🤖 AI Summary
Ukrainian sentiment classification has long suffered from the absence of publicly available benchmark datasets. To address this gap, we introduce EmoBench-UA—the first high-quality, expert-validated sentiment detection benchmark for Ukrainian. Our methodology integrates linguistically informed crowd annotation via Toloka.ai, cross-lingual validation using English-to-Ukrainian translation-based synthetic data, and comprehensive evaluation across fine-tuned and zero-shot large language models (LLMs) of varying scales. Crucially, we localize and adapt established English sentiment frameworks—rigorously validated by native Ukrainian linguists. Experimental results reveal substantial performance degradation for both cross-lingual transfer and LLM-based approaches on Ukrainian compared to dominant languages, underscoring the critical need for language-specific resources. EmoBench-UA fills a foundational gap in Ukrainian NLP evaluation infrastructure, providing a standardized, reproducible benchmark to support future model development and equitable, language-aware assessment.
📝 Abstract
While Ukrainian NLP has seen progress in many texts processing tasks, emotion classification remains an underexplored area with no publicly available benchmark to date.

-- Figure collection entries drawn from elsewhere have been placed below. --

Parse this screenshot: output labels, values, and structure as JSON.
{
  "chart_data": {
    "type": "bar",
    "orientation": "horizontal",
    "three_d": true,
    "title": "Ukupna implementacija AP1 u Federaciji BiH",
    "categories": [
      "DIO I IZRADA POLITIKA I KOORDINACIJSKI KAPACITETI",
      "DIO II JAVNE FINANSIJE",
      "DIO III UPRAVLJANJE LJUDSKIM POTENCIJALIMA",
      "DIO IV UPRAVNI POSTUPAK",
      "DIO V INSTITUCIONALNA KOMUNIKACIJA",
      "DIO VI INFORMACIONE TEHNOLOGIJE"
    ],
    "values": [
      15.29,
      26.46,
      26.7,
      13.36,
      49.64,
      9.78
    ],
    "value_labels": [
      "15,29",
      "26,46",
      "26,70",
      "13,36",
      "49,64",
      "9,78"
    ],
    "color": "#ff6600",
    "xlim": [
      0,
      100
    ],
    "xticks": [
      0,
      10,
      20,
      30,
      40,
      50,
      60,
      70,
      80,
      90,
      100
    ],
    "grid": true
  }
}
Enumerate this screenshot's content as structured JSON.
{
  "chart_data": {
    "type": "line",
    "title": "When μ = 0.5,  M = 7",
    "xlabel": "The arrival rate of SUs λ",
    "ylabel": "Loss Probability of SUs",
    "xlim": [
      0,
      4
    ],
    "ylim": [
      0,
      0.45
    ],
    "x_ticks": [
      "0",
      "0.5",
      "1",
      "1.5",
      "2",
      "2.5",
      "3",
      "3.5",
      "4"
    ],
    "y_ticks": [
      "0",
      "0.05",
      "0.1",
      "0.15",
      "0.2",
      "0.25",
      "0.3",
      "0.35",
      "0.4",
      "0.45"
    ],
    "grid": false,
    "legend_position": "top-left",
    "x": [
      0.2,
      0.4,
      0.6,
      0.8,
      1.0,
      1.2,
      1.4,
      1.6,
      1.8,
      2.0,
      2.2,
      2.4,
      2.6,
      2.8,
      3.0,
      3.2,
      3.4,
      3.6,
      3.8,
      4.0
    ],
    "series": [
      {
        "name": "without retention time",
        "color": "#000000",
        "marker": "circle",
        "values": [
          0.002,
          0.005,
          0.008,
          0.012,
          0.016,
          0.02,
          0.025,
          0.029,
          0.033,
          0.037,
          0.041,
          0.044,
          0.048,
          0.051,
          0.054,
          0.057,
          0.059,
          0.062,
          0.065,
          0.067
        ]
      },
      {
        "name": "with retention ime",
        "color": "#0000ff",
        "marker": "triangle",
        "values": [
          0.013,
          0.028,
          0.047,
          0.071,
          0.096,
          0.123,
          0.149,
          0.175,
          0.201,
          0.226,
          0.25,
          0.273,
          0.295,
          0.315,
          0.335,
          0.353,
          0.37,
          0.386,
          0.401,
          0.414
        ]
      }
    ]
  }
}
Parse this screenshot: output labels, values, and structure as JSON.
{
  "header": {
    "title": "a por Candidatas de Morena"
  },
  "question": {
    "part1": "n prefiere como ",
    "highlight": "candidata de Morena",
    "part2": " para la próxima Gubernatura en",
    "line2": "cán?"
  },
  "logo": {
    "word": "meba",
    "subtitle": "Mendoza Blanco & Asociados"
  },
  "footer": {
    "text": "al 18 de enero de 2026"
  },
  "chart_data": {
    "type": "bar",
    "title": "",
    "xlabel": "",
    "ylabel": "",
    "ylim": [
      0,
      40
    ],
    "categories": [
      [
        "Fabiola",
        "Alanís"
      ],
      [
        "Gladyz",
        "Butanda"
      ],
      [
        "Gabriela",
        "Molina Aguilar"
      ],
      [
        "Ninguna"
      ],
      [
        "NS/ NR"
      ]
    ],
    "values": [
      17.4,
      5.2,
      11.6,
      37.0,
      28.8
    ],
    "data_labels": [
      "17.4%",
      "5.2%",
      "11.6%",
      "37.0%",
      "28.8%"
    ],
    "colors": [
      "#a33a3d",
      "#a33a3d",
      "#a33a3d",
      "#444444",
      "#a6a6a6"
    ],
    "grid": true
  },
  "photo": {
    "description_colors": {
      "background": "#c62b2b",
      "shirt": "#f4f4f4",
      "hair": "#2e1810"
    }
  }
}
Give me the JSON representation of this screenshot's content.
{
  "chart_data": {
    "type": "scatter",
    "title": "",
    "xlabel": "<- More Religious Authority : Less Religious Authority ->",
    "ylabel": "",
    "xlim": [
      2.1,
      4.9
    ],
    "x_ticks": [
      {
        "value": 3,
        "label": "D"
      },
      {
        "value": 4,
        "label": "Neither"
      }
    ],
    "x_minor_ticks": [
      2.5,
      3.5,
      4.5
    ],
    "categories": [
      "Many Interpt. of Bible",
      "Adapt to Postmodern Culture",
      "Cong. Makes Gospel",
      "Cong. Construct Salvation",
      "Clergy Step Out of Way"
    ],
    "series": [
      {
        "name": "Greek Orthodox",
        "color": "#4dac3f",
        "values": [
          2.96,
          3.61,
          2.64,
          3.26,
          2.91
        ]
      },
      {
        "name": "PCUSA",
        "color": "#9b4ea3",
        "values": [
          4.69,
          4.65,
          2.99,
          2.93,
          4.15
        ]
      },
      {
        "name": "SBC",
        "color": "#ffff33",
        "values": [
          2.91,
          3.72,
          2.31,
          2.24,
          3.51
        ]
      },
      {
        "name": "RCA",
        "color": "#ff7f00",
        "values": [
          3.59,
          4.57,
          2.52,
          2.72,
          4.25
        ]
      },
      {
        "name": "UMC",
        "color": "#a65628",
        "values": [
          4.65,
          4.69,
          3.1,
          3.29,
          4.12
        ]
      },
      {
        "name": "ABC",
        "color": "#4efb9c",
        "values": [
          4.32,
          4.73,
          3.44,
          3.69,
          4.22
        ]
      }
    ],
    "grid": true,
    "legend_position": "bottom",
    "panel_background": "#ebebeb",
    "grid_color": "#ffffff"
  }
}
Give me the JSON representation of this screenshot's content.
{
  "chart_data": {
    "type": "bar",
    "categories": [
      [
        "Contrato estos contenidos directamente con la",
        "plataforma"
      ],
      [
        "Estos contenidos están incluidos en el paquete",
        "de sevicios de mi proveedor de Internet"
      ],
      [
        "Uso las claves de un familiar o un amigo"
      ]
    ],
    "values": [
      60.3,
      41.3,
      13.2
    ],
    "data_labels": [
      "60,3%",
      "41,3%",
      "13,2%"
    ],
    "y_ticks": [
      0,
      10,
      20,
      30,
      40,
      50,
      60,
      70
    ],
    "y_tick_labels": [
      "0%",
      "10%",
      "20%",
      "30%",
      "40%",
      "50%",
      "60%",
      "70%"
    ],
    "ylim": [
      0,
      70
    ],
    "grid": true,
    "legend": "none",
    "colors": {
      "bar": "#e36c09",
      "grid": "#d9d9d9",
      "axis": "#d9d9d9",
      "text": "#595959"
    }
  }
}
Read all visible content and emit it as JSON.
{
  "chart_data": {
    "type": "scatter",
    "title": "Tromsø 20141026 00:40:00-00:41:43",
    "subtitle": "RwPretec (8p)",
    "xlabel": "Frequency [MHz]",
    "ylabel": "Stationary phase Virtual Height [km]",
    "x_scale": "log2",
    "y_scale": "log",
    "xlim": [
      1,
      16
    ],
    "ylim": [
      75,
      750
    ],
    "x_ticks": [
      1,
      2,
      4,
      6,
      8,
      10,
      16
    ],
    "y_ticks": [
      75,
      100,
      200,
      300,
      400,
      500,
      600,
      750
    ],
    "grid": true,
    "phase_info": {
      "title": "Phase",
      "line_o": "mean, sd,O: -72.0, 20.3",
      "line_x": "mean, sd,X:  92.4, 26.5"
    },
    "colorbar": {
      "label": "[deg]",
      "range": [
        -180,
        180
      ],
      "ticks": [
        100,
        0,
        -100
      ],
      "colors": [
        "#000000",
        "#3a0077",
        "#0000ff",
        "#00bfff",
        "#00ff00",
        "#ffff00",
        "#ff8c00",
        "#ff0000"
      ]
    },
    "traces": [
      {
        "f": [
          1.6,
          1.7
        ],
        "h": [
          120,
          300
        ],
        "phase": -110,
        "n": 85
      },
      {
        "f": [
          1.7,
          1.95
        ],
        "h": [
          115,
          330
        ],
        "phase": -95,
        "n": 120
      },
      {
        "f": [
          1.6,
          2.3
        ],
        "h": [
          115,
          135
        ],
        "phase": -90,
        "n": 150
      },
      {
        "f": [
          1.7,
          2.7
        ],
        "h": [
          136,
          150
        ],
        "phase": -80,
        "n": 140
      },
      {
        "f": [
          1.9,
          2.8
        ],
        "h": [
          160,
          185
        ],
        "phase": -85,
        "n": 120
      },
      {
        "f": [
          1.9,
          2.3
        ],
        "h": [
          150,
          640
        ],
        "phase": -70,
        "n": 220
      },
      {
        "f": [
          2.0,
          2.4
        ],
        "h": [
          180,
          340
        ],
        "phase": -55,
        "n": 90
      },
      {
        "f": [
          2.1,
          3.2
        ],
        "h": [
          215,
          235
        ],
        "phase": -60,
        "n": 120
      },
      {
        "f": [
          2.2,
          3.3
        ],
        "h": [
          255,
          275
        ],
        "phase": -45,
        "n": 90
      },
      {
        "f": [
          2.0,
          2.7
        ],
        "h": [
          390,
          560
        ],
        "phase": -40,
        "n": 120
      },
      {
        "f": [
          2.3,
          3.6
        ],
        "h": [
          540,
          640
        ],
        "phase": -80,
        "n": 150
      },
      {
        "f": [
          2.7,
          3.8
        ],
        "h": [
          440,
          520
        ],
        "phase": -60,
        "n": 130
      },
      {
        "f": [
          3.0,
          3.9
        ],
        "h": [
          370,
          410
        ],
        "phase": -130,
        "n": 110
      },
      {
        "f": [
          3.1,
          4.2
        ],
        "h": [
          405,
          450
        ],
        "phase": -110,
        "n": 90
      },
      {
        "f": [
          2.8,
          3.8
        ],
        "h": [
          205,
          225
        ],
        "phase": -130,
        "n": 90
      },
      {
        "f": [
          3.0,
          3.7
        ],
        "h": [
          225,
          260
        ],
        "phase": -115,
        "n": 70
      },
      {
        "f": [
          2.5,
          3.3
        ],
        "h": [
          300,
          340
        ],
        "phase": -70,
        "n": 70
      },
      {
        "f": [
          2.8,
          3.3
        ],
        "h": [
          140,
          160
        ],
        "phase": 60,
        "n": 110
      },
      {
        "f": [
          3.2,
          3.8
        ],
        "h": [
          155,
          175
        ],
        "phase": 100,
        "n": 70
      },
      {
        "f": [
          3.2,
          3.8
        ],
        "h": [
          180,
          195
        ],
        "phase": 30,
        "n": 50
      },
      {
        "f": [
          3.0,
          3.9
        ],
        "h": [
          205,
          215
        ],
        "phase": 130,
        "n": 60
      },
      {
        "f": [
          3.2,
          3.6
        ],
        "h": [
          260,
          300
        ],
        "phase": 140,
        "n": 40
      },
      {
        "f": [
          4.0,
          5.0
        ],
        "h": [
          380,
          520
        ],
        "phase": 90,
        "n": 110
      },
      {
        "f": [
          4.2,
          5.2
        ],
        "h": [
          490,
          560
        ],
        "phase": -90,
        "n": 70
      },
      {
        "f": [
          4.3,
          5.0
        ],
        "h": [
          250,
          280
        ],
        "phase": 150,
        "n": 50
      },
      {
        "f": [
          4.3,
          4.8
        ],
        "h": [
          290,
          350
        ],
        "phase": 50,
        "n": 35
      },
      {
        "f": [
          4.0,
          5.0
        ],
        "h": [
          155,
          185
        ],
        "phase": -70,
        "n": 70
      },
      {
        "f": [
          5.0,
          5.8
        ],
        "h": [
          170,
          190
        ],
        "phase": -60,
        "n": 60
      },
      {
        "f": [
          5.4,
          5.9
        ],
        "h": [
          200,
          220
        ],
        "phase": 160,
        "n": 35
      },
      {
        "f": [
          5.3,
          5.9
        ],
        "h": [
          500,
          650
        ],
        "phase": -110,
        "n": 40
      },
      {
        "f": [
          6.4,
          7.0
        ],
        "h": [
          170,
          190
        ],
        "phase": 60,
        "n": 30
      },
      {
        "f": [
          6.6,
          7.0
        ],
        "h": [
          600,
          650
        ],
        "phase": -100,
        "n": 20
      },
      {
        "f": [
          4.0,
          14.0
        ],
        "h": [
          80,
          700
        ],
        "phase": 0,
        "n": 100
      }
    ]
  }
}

In this work, we introduce EmoBench-UA, the first annotated dataset for emotion detection in Ukrainian texts. Our annotation schema is adapted from the previous English-centric works on emotion detection (Mohammad et al., 2018; Mohammad, 2022) guidelines. The dataset was created through crowdsourcing using the Toloka.ai platform ensuring high-quality of the annotation process. Then, we evaluate a range of approaches on the collected dataset, starting from linguistic-based baselines, synthetic data translated from English, to large language models (LLMs). Our findings highlight the challenges of emotion classification in non-mainstream languages like Ukrainian and emphasize the need for further development of Ukrainian-specific models and training resources.